Funding is the cleanest real-time gauge of perp positioning — but only if you measure it right. A naive average across venues can flash extreme when actual capital is barely leaning. OI-weighting fixes that, and the gap between the two is itself information.
The problem with a plain average
Raw funding usually means the simple average of funding rates across venues. The flaw: it treats a thin venue and a deep venue as equals.
If a small exchange with negligible open interest prints +0.10% while the major venues holding the real OI sit near +0.01%, a plain average drags the headline number up. You see "stretched positive funding" and brace for a long squeeze that never comes — because the capital that would get squeezed isn't actually positioned that way.
What OI-weighting fixes
OI-weighted funding weights each venue's rate by its share of open interest. Venues where the actual positioning lives dominate the number; thin venues stop distorting it.
The result tracks where the leveraged capital genuinely sits. When OI-weighted funding is stretched, the crowded positioning is real and cascade risk is real. When raw is hot but OI-weighted is calm, the heat is concentrated on venues too small to matter — usually noise, occasionally an early tell on a specific desk.
Trading the divergence
The spread between the two carries signal:
- Both elevated — broad-based crowding. Highest-conviction squeeze setup; the leverage is everywhere.
- Raw hot, OI-weighted flat — fragmented, venue-specific positioning. Fade the headline; the squeeze fuel isn't where the average implies.

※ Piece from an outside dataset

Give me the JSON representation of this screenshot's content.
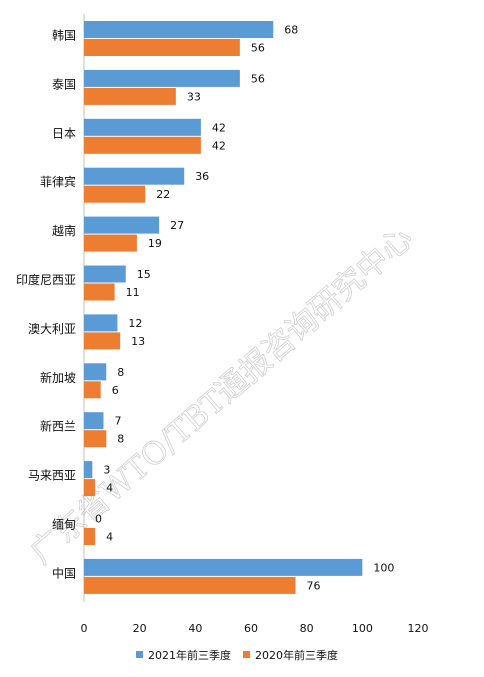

- OI-weighted hot, raw flat — crowding concentrated on the deepest venues. Underrated risk, because the simple average is masking it.
Takeaway
Raw funding answers "what's the average rate," OI-weighted funding answers "where is the money actually leaning" — and the second is the question that matters for squeeze and cascade risk. Default to OI-weighted, and read the spread against raw as a map of whether crowding is broad, fragmented, or concentrated. Always pair it with OI itself: stretched funding on falling OI is positions closing, not new risk building.